The former Justice Department official agreed: “A defense lawyer can try to follow the bouncing ball to see where the tip came from — but a prosecutor is not going to acknowledge that it came from intelligence.”

And (as bmaz already noted) Reuters reminds that the DEA has long had its own electronic surveillance capability, and it often hides the source of intelligence as well.

Although these cases rarely involve national security issues, documents reviewed by Reuters show that law enforcement agents have been directed to conceal how such investigations truly begin – not only from defense lawyers but also sometimes from prosecutors and judges.
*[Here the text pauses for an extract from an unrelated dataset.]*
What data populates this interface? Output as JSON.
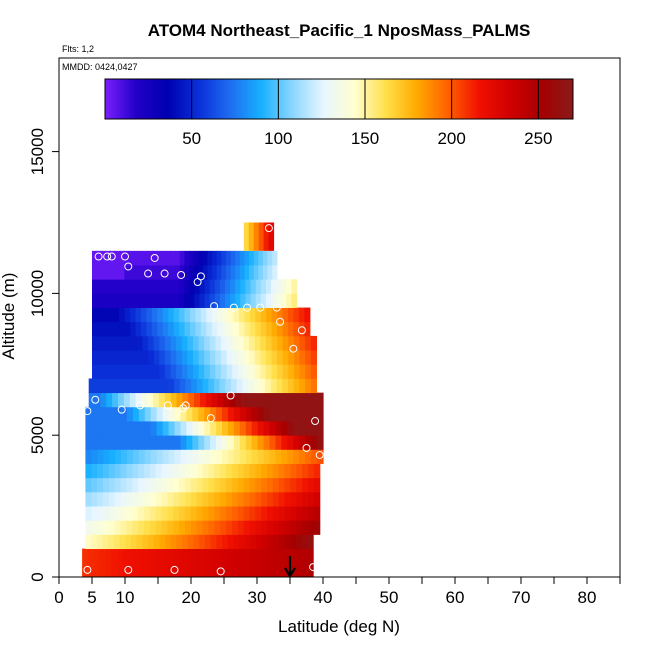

The undated documents show that federal agents are trained to “recreate” the investigative trail to effectively cover up where the information originated, a practice that some experts say violates a defendant’s Constitutional right to a fair trial. If defendants don’t know how an investigation began, they cannot know to ask to review potential sources of exculpatory evidence – information that could reveal entrapment, mistakes or biased witnesses.

As bmaz also noted, none of this was very secret or new. The FISA sharing is clearly permitted by the minimization procedures. Litigation on it 11 years ago suggested it may be even more abusive than laid out under the law. And bmaz has personally been bitching about the DEA stuff as long as I’ve known him.

These articles suggesting there may be more sharing than the NYT made out on Saturday, then, are primarily reminders that when the fruits of this intelligence get shared, the source of the intelligence often remains hidden from those it is used against.